The minister has made the point that in many cases, particularly when people are coming from the Middle East, country of origin records are unreliable and we must rely on the word of the individual. That means we must be more careful about our questioning, and we certainly should demand a higher level of evidence to support people’s assertions about their behavior. That evidence should be sought, as much as possible, prior to arrival. There is no acceptable excuse for it not to be gathered in the period after applicants begin living in Australia.

As Dutton rightly queries, is asking whether or not a person knows Don Bradman's batting average a true test of whether he or she is likely to share the societal principles that make Australia so successful?

“My view is that we need to look in some more detail at some of the tangible examples of people's behaviour,” he told 2GB radio on January 3. “And I think people can demonstrate the sorts of things that we're talking about which make up their Australian values.”

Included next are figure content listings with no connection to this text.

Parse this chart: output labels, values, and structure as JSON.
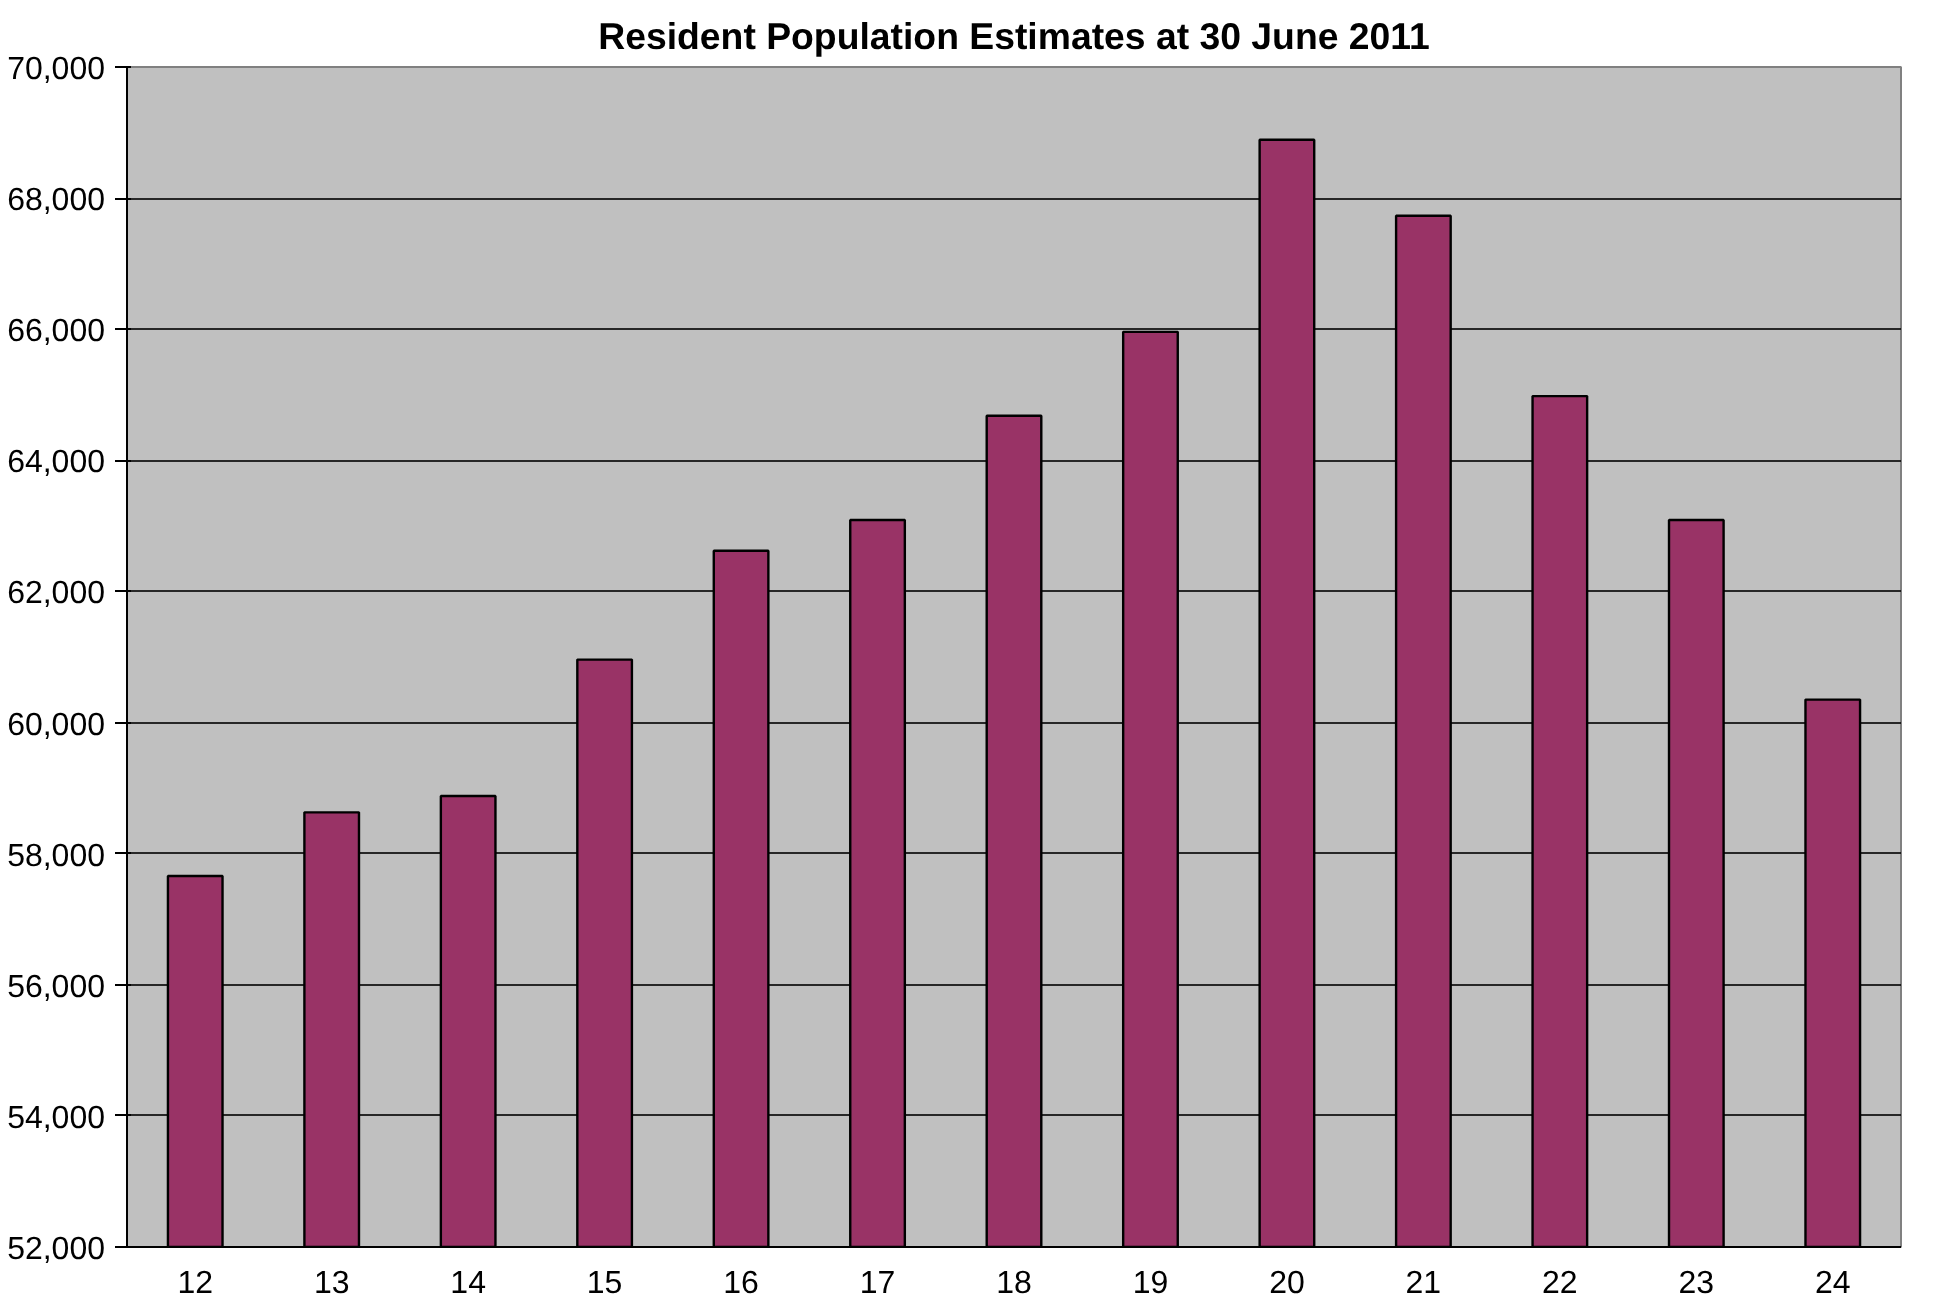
{
  "chart_data": {
    "type": "bar",
    "title": "Resident Population Estimates at 30 June 2011",
    "categories": [
      "12",
      "13",
      "14",
      "15",
      "16",
      "17",
      "18",
      "19",
      "20",
      "21",
      "22",
      "23",
      "24"
    ],
    "values": [
      57660,
      58630,
      58880,
      60960,
      62620,
      63090,
      64680,
      65960,
      68890,
      67730,
      64980,
      63090,
      60350
    ],
    "color": "#993366",
    "ylim": [
      52000,
      70000
    ],
    "yticks": [
      {
        "value": 52000,
        "label": "52,000"
      },
      {
        "value": 54000,
        "label": "54,000"
      },
      {
        "value": 56000,
        "label": "56,000"
      },
      {
        "value": 58000,
        "label": "58,000"
      },
      {
        "value": 60000,
        "label": "60,000"
      },
      {
        "value": 62000,
        "label": "62,000"
      },
      {
        "value": 64000,
        "label": "64,000"
      },
      {
        "value": 66000,
        "label": "66,000"
      },
      {
        "value": 68000,
        "label": "68,000"
      },
      {
        "value": 70000,
        "label": "70,000"
      }
    ],
    "grid": "y"
  }
}
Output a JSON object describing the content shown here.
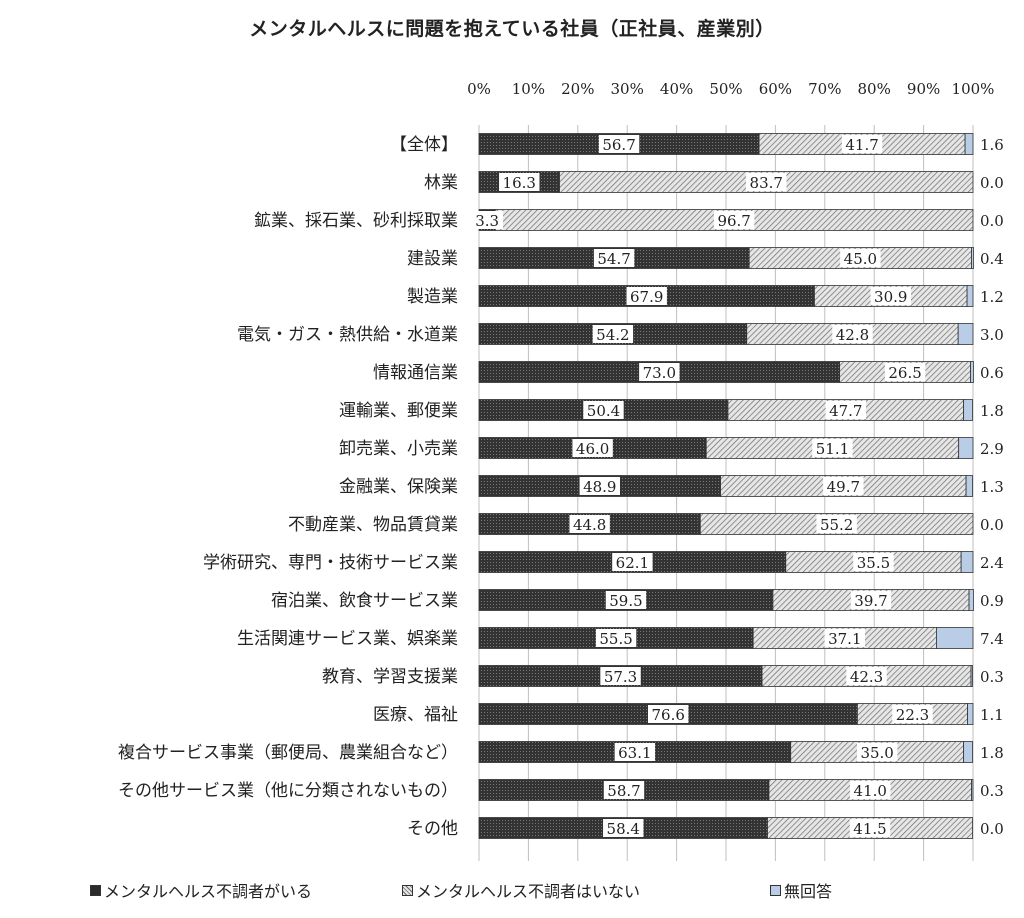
{
  "chart_data": {
    "type": "bar",
    "stacked": true,
    "orientation": "horizontal",
    "title": "メンタルヘルスに問題を抱えている社員（正社員、産業別）",
    "xlim": [
      0,
      100
    ],
    "x_ticks": [
      "0%",
      "10%",
      "20%",
      "30%",
      "40%",
      "50%",
      "60%",
      "70%",
      "80%",
      "90%",
      "100%"
    ],
    "grid": true,
    "legend_position": "bottom",
    "categories": [
      "【全体】",
      "林業",
      "鉱業、採石業、砂利採取業",
      "建設業",
      "製造業",
      "電気・ガス・熱供給・水道業",
      "情報通信業",
      "運輸業、郵便業",
      "卸売業、小売業",
      "金融業、保険業",
      "不動産業、物品賃貸業",
      "学術研究、専門・技術サービス業",
      "宿泊業、飲食サービス業",
      "生活関連サービス業、娯楽業",
      "教育、学習支援業",
      "医療、福祉",
      "複合サービス事業（郵便局、農業組合など）",
      "その他サービス業（他に分類されないもの）",
      "その他"
    ],
    "series": [
      {
        "name": "メンタルヘルス不調者がいる",
        "values": [
          56.7,
          16.3,
          3.3,
          54.7,
          67.9,
          54.2,
          73.0,
          50.4,
          46.0,
          48.9,
          44.8,
          62.1,
          59.5,
          55.5,
          57.3,
          76.6,
          63.1,
          58.7,
          58.4
        ],
        "labels": [
          "56.7",
          "16.3",
          "3.3",
          "54.7",
          "67.9",
          "54.2",
          "73.0",
          "50.4",
          "46.0",
          "48.9",
          "44.8",
          "62.1",
          "59.5",
          "55.5",
          "57.3",
          "76.6",
          "63.1",
          "58.7",
          "58.4"
        ],
        "color": "#2b2b2b"
      },
      {
        "name": "メンタルヘルス不調者はいない",
        "values": [
          41.7,
          83.7,
          96.7,
          45.0,
          30.9,
          42.8,
          26.5,
          47.7,
          51.1,
          49.7,
          55.2,
          35.5,
          39.7,
          37.1,
          42.3,
          22.3,
          35.0,
          41.0,
          41.5
        ],
        "labels": [
          "41.7",
          "83.7",
          "96.7",
          "45.0",
          "30.9",
          "42.8",
          "26.5",
          "47.7",
          "51.1",
          "49.7",
          "55.2",
          "35.5",
          "39.7",
          "37.1",
          "42.3",
          "22.3",
          "35.0",
          "41.0",
          "41.5"
        ],
        "color": "#d6d6d6"
      },
      {
        "name": "無回答",
        "values": [
          1.6,
          0.0,
          0.0,
          0.4,
          1.2,
          3.0,
          0.6,
          1.8,
          2.9,
          1.3,
          0.0,
          2.4,
          0.9,
          7.4,
          0.3,
          1.1,
          1.8,
          0.3,
          0.0
        ],
        "labels": [
          "1.6",
          "0.0",
          "0.0",
          "0.4",
          "1.2",
          "3.0",
          "0.6",
          "1.8",
          "2.9",
          "1.3",
          "0.0",
          "2.4",
          "0.9",
          "7.4",
          "0.3",
          "1.1",
          "1.8",
          "0.3",
          "0.0"
        ],
        "color": "#b9cde6"
      }
    ]
  }
}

Dutton is suggesting the more pertinent questions are along the lines of: will people allow their kids to be educated; are they undertaking English language lessons; are they working, if able-bodied?

His position is entirely reasonable and hardly likely to the raise eyebrows of Joe Public, and certainly not of the immigrants and their families who are prospering in a new life here.

The Australian government has a clear responsibility to do whatever is in its power to ensure that those who are granted citizenship are not past, present or likely future lawbreakers. And it has a moral obligation to those who already live here that new arrivals will not be a drain on the public purse.

Changing our citizenship test as Dutton suggests would threaten only those who it seeks to identify: people who want to come here with a view to damaging or exploiting Australia’s way of life.

It is not a measure that might, as suggested by Migration Council Australia chief executive Carla Wilshire to the Sydney Morning Herald, “demonise migrants.”

It is, just like the Abbott government’s prosecution of the highly successful Operation Sovereign Borders, simply a modern echo of former Prime Minister John Howard’s 2001 assertion that Australia has “a proud record of welcoming people from 140 different nations. But we will decide who comes to this country and the circumstances in which they come."

And in the new age, that’s the right approach and one which deserves strong bi-partisan support.